What's under the hood
The runtime's performance numbers are measured and published — see the benchmark methodology. Command sets and intent models are tuned per deployment.
Pipeline. Headset or device microphone → on-device VAD (so recognition runs only on speech) → keyword spotter and/or speech-to-intent model → structured events with confidence scores into your application, then on to WMS/QMS/CMMS. Everything executes locally on the device CPU.
Platforms. iOS 16+ (Swift Package Manager) and Android 8.0+/API 26 (JitPack/Gradle), plus Linux aarch64 for device-class hardware — validated on Raspberry Pi 3/4/5 and Pi Zero 2 W, NVIDIA Jetson Nano and Orin Nano, AWS Graviton and similar Cortex-A53/A55 boards — shipped as a single ~480 KB shared library with Python, Node.js, Go, C/C++ and Rust wrappers.

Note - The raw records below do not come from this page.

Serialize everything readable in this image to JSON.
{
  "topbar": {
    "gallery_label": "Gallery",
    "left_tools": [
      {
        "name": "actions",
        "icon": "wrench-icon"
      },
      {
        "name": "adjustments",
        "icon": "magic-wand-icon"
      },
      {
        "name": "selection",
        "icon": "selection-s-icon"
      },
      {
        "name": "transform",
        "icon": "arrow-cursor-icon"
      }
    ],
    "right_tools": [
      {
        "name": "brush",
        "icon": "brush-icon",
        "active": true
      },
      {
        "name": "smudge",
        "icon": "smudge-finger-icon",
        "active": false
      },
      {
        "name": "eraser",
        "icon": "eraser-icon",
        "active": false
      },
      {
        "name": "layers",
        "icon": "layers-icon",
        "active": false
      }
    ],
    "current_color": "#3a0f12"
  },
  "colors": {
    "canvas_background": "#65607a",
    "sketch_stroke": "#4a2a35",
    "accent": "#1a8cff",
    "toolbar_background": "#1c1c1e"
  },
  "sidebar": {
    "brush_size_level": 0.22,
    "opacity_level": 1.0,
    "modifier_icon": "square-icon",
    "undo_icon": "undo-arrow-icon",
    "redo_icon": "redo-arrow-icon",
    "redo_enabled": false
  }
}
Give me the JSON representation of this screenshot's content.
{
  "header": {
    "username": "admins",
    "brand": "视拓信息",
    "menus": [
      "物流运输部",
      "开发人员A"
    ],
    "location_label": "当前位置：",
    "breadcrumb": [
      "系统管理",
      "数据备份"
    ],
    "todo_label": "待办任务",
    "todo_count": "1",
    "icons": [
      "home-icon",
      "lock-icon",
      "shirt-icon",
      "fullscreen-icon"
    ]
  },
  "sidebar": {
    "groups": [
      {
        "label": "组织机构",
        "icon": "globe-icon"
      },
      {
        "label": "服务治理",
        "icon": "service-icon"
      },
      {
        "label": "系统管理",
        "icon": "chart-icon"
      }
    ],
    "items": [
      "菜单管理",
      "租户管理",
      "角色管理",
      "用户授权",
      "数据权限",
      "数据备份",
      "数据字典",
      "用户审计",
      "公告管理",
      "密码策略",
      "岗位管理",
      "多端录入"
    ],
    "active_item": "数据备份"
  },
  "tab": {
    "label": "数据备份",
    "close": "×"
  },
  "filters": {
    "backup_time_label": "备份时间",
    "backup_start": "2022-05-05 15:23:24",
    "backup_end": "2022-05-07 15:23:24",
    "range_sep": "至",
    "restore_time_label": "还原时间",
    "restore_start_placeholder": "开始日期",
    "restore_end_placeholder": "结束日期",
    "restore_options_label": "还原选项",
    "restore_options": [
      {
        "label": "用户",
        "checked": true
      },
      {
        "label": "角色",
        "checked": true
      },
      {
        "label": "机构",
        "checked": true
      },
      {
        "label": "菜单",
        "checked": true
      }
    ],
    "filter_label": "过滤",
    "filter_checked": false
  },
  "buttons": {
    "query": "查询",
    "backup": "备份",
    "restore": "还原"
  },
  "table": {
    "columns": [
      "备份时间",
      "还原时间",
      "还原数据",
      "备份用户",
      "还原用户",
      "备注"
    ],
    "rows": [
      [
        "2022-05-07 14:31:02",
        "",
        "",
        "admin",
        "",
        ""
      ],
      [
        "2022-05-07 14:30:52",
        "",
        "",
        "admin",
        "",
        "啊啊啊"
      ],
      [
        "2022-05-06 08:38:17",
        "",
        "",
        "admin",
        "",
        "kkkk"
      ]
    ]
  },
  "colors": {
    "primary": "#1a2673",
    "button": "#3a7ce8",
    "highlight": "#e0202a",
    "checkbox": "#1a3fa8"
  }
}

Licensing. Command sets and intent models are tuned per deployment as a one-time engagement; the runtime carries no per-device or per-scan fees, which matters when a fleet is thousands of handhelds — see licensing.
Industrial voice, answered
Does it hold up in warehouse and factory noise?
Noise robustness is engineered per deployment: models are trained with heavy noise augmentation, tuned against your floor's actual sound, and paired with close-talking headset microphones. Per-command thresholds then set the miss/false-trigger balance your workflow needs.
What happens in coverage dead zones?
Nothing — recognition is local, so freezers, steel racking, and basements don't interrupt the workflow. Your application queues the resulting events and syncs to the WMS whenever connectivity returns.
How does voice data get into our WMS or QMS?
The SDK emits events — commands, intents with slot values, confidences — inside your application on the device. From there they enter your systems through the same integration path as barcode scans or form entries.
Can it handle a multilingual workforce?
Command sets and intent models are trained for the languages your teams actually speak — that's part of the per-deployment tuning engagement rather than a fixed language list.